I'm trying to plot roughly a million data points (x,y) (floats) into a xamDataChart. When using a CategoryXAxis and LineSeries, the performance is excellent and zooming is smooth.
When using a NumericXAxis and a ScatterLineSeries, I am experiencing a significant loss in performance. This can be reproduced by adapting the "BindingHighVolumeData" sample.
Also, I am experiencing rendering artifacts when zooming deep into the graph:
Thes issues do not occur when using a CategoryXAxis.
I am currently evaluating to buy Infragistics DV for Silverlight for its stellar performance. However, I do need a precise x,y plot. As far as I understand CategoryXAxis will align my data points with a constant x spacing, correct?
Why is the performance of ScatterLineSeries so much worse? Is there a recommended way to draw a high performance xy line plot?
No problem. My data is pre-sorted and I am NOT updating the collection on realtime. In fact I'm binding to an array of immutable data.I assume there's a bug hiding somewhere in the chart that causes a re-sort even if it is not necessary.
I saw you are using Linqs orderBy which I think to remember uses a stable quicksort (n log n). You mght opt for a radix sort to sort in n (dont know if that helps much) or use some parallel sorting when there are lots of data points.
Anyway, biggest problem is that it sorts when it shouldnt.
Johannes,
I haven't had the opportunity to look at your sample yet. But if you are seeing a large potion of time being spent in GetSortedIndices I would imagine you are updating your data in real time? (i.e. changing the values on some interval?)
If this is the case, you will currently have issues with the CategoryDateTimeXAxis. As i said, the DateTime axis does not currently assume your data is presorted or that you will maintain the sort, so if you update the data, it has to resort the date time column before rendering. It doesn't do this every time, but it currently has to if you change the data.
This makes the axis, in its current state, difficult to use if you have both large quantities of data and are updating it in real time. Could you confirm for me that this is the case?

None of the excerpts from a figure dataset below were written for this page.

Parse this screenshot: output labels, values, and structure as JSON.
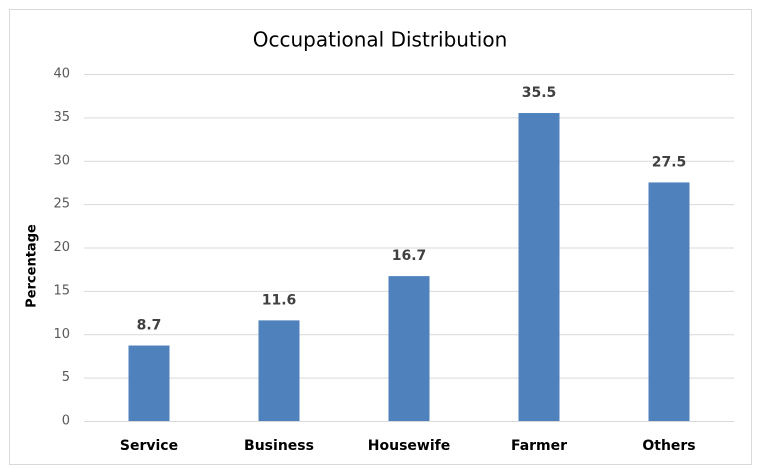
{
  "chart_data": {
    "type": "bar",
    "title": "Occupational Distribution",
    "y_label": "Percentage",
    "categories": [
      "Service",
      "Business",
      "Housewife",
      "Farmer",
      "Others"
    ],
    "values": [
      8.7,
      11.6,
      16.7,
      35.5,
      27.5
    ],
    "color": "#4f81bd",
    "ylim": [
      0,
      40
    ],
    "yticks": [
      0,
      5,
      10,
      15,
      20,
      25,
      30,
      35,
      40
    ],
    "grid": true,
    "data_labels": true
  }
}
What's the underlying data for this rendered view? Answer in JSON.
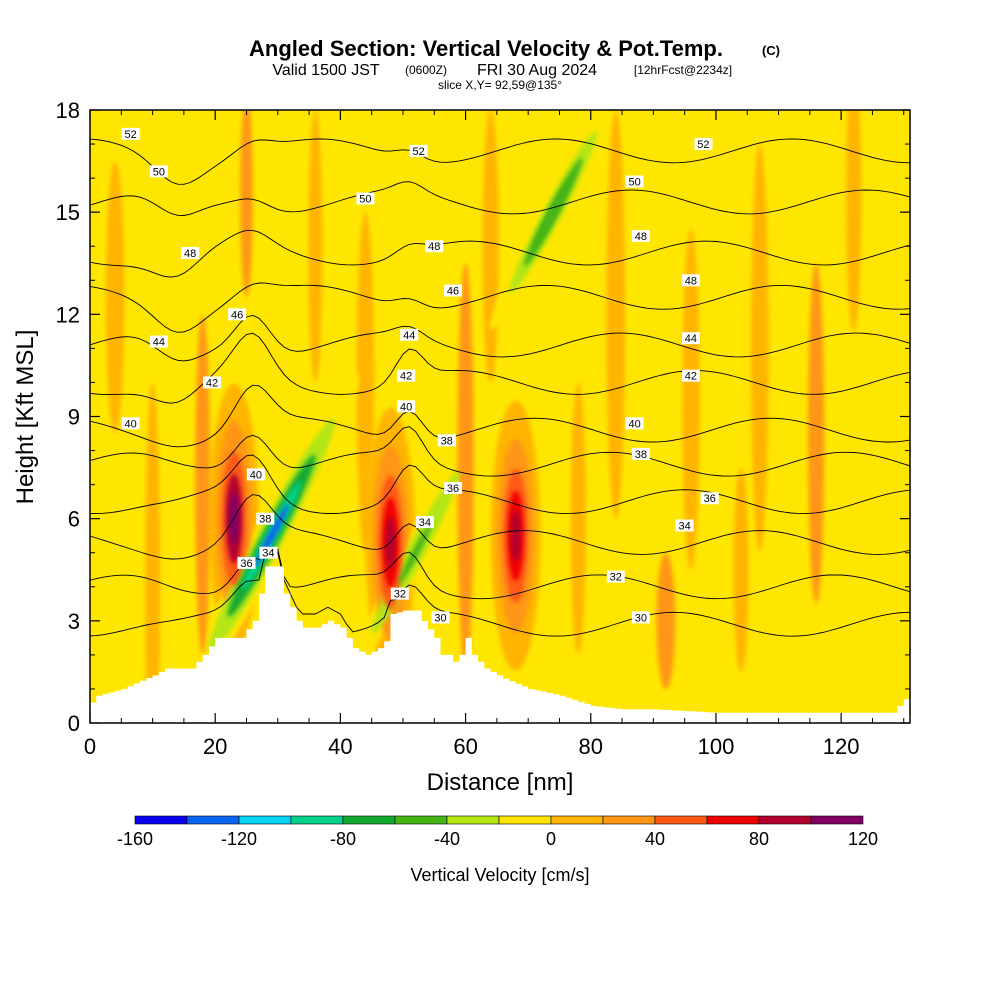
{
  "header": {
    "title": "Angled Section: Vertical Velocity & Pot.Temp.",
    "title_mark": "(C)",
    "subtitle_a": "Valid 1500 JST",
    "subtitle_b": "(0600Z)",
    "subtitle_c": "FRI 30 Aug 2024",
    "subtitle_d": "[12hrFcst@2234z]",
    "slice": "slice X,Y= 92,59@135°"
  },
  "chart_data": {
    "type": "heatmap",
    "title": "Angled Section: Vertical Velocity & Pot.Temp. (C)",
    "xlabel": "Distance [nm]",
    "ylabel": "Height [Kft MSL]",
    "xlim": [
      0,
      131
    ],
    "ylim": [
      0,
      18
    ],
    "x_ticks": [
      0,
      20,
      40,
      60,
      80,
      100,
      120
    ],
    "y_ticks": [
      0,
      3,
      6,
      9,
      12,
      15,
      18
    ],
    "colorbar": {
      "title": "Vertical Velocity [cm/s]",
      "ticks": [
        -160,
        -120,
        -80,
        -40,
        0,
        40,
        80,
        120
      ],
      "levels": [
        -160,
        -140,
        -120,
        -100,
        -80,
        -60,
        -40,
        -20,
        0,
        20,
        40,
        60,
        80,
        100,
        120
      ],
      "colors": [
        "#0a00f0",
        "#0a64f0",
        "#00d2f0",
        "#00d28c",
        "#14aa32",
        "#46b414",
        "#b4e614",
        "#ffe600",
        "#ffb400",
        "#ff9614",
        "#ff5a14",
        "#f00000",
        "#b40032",
        "#820064"
      ]
    },
    "terrain_kft": [
      [
        0,
        0.6
      ],
      [
        1,
        0.8
      ],
      [
        5,
        1.0
      ],
      [
        10,
        1.4
      ],
      [
        12,
        1.6
      ],
      [
        16,
        1.6
      ],
      [
        18,
        2.0
      ],
      [
        20,
        2.5
      ],
      [
        22,
        2.5
      ],
      [
        24,
        2.5
      ],
      [
        26,
        3.0
      ],
      [
        28,
        4.6
      ],
      [
        30,
        4.6
      ],
      [
        31,
        3.8
      ],
      [
        33,
        3.0
      ],
      [
        34,
        2.8
      ],
      [
        36,
        2.8
      ],
      [
        38,
        3.0
      ],
      [
        40,
        2.8
      ],
      [
        42,
        2.2
      ],
      [
        44,
        2.0
      ],
      [
        46,
        2.2
      ],
      [
        47,
        2.4
      ],
      [
        48,
        3.2
      ],
      [
        50,
        3.3
      ],
      [
        52,
        3.3
      ],
      [
        53,
        3.0
      ],
      [
        55,
        2.5
      ],
      [
        56,
        2.0
      ],
      [
        57,
        2.0
      ],
      [
        58,
        1.8
      ],
      [
        59,
        2.0
      ],
      [
        60,
        2.5
      ],
      [
        61,
        2.0
      ],
      [
        63,
        1.6
      ],
      [
        66,
        1.3
      ],
      [
        70,
        1.0
      ],
      [
        75,
        0.8
      ],
      [
        80,
        0.5
      ],
      [
        85,
        0.4
      ],
      [
        90,
        0.4
      ],
      [
        100,
        0.3
      ],
      [
        110,
        0.3
      ],
      [
        120,
        0.3
      ],
      [
        128,
        0.3
      ],
      [
        131,
        0.9
      ]
    ],
    "isentropes": {
      "levels": [
        30,
        32,
        34,
        36,
        38,
        40,
        42,
        44,
        46,
        48,
        50,
        52
      ],
      "labels": [
        {
          "text": "30",
          "x": 56,
          "y": 3.1
        },
        {
          "text": "30",
          "x": 88,
          "y": 3.1
        },
        {
          "text": "32",
          "x": 49.5,
          "y": 3.8
        },
        {
          "text": "32",
          "x": 84,
          "y": 4.3
        },
        {
          "text": "34",
          "x": 28.5,
          "y": 5.0
        },
        {
          "text": "34",
          "x": 53.5,
          "y": 5.9
        },
        {
          "text": "34",
          "x": 95,
          "y": 5.8
        },
        {
          "text": "36",
          "x": 25,
          "y": 4.7
        },
        {
          "text": "36",
          "x": 58,
          "y": 6.9
        },
        {
          "text": "36",
          "x": 99,
          "y": 6.6
        },
        {
          "text": "38",
          "x": 28,
          "y": 6.0
        },
        {
          "text": "38",
          "x": 57,
          "y": 8.3
        },
        {
          "text": "38",
          "x": 88,
          "y": 7.9
        },
        {
          "text": "40",
          "x": 26.5,
          "y": 7.3
        },
        {
          "text": "40",
          "x": 50.5,
          "y": 9.3
        },
        {
          "text": "40",
          "x": 6.5,
          "y": 8.8
        },
        {
          "text": "40",
          "x": 87,
          "y": 8.8
        },
        {
          "text": "42",
          "x": 19.5,
          "y": 10.0
        },
        {
          "text": "42",
          "x": 50.5,
          "y": 10.2
        },
        {
          "text": "42",
          "x": 96,
          "y": 10.2
        },
        {
          "text": "44",
          "x": 11,
          "y": 11.2
        },
        {
          "text": "44",
          "x": 51,
          "y": 11.4
        },
        {
          "text": "44",
          "x": 96,
          "y": 11.3
        },
        {
          "text": "46",
          "x": 23.5,
          "y": 12.0
        },
        {
          "text": "46",
          "x": 58,
          "y": 12.7
        },
        {
          "text": "48",
          "x": 16,
          "y": 13.8
        },
        {
          "text": "48",
          "x": 55,
          "y": 14.0
        },
        {
          "text": "48",
          "x": 88,
          "y": 14.3
        },
        {
          "text": "48",
          "x": 96,
          "y": 13.0
        },
        {
          "text": "50",
          "x": 11,
          "y": 16.2
        },
        {
          "text": "50",
          "x": 44,
          "y": 15.4
        },
        {
          "text": "50",
          "x": 87,
          "y": 15.9
        },
        {
          "text": "52",
          "x": 6.5,
          "y": 17.3
        },
        {
          "text": "52",
          "x": 52.5,
          "y": 16.8
        },
        {
          "text": "52",
          "x": 98,
          "y": 17.0
        }
      ]
    },
    "features": [
      {
        "kind": "updraft",
        "x": 23,
        "y": 6.0,
        "peak_cm_s": 110
      },
      {
        "kind": "updraft",
        "x": 48,
        "y": 5.3,
        "peak_cm_s": 80
      },
      {
        "kind": "updraft",
        "x": 68,
        "y": 5.5,
        "peak_cm_s": 80
      },
      {
        "kind": "downdraft",
        "x": 29,
        "y": 5.5,
        "peak_cm_s": -130
      },
      {
        "kind": "downdraft",
        "x": 52,
        "y": 5.0,
        "peak_cm_s": -50
      },
      {
        "kind": "downdraft",
        "x": 74,
        "y": 15.0,
        "peak_cm_s": -60
      }
    ]
  }
}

As I alluded to before, I believe we need to remove the assumption that the data provided to the date time x axis is not pre-sorted in order to properly support the kind of scenario you are trying to implement (assuming I'm interpreting your profile correctly). The issue, though, is that this would be a breaking change for those using the axis with less volume or without realtime updates who are depending on the sort occuring.
Unfortunately, detecting whether the data is presorted would be just as time consuming as doing the sort! ;-)
Perhaps we can add a property whereby you can indicate that you will keep the data sorted by date time, which will disable any of the sorting behaviors in the axis, do you think this would suit your needs?
-Graham
Hi Graham
I did conduct same basic profiling to get a feel for the headroom we have for optimizations. I think you maybe mixed something up in your last paraghraph: CategoryDateTimeXAxis does a sort each time it renders, whereas CategoryXAxis does not.
Here's a profiling trace from CategoryDateTimeXAxis while panning/zooming in the graph:
You can see that rendering the series takes as long as rendering the axis. In fact, most of the time is spent in CategoryDateTimeXAxis InitializeActualMinimumAndMaximum (see the trace).
In comparison, here's what it looks like for CategoryXAxis (I have some other axis with a lot less data, thats why you do also see the other ones) for a lot more re-renderings:
Hope you can fix this issue.
Regards,
Johannes
Hi Graham,
Hope you received my sample? I should add that I observed some other odd behavior, which causes me to believe that the performance issues might not be related to rendering alone. I have tried cutting down the number of data points by factor 10 by using my own resampling, you can achieve the same by simply picking every 10th acceleration sample. With the sample data I sent you, this results in 15.000 data points, something that should be well manageable for the chart.
Even then zooming and panning performance in the zoomed out states (with lots of data visible) was terribly slow. It got reasonably fast when I either resized the chart to something smaller than 1920x1080 or zoomed in, so that only a few hundred data points were visible.
My chart does allow horizontal zooming only. If I select a rectangle area to zoom into, even the time from making the selection till the chart gives a visual response (greying the unselected area) takes a noticeable amount of time instead of being instant. Releasing the selection to let the chart zoom in takes another few hundred milliseconds. I think there's some room for optimization here too.
On a side note:My dara is typically in (-1,1) on the y axis. Would you expect some different performance characteristic if I rescaled my data? Obviously this shouldn't help, but it might be that there are some implicit assumptions about typical data ranges and I'm just falling off the edge here.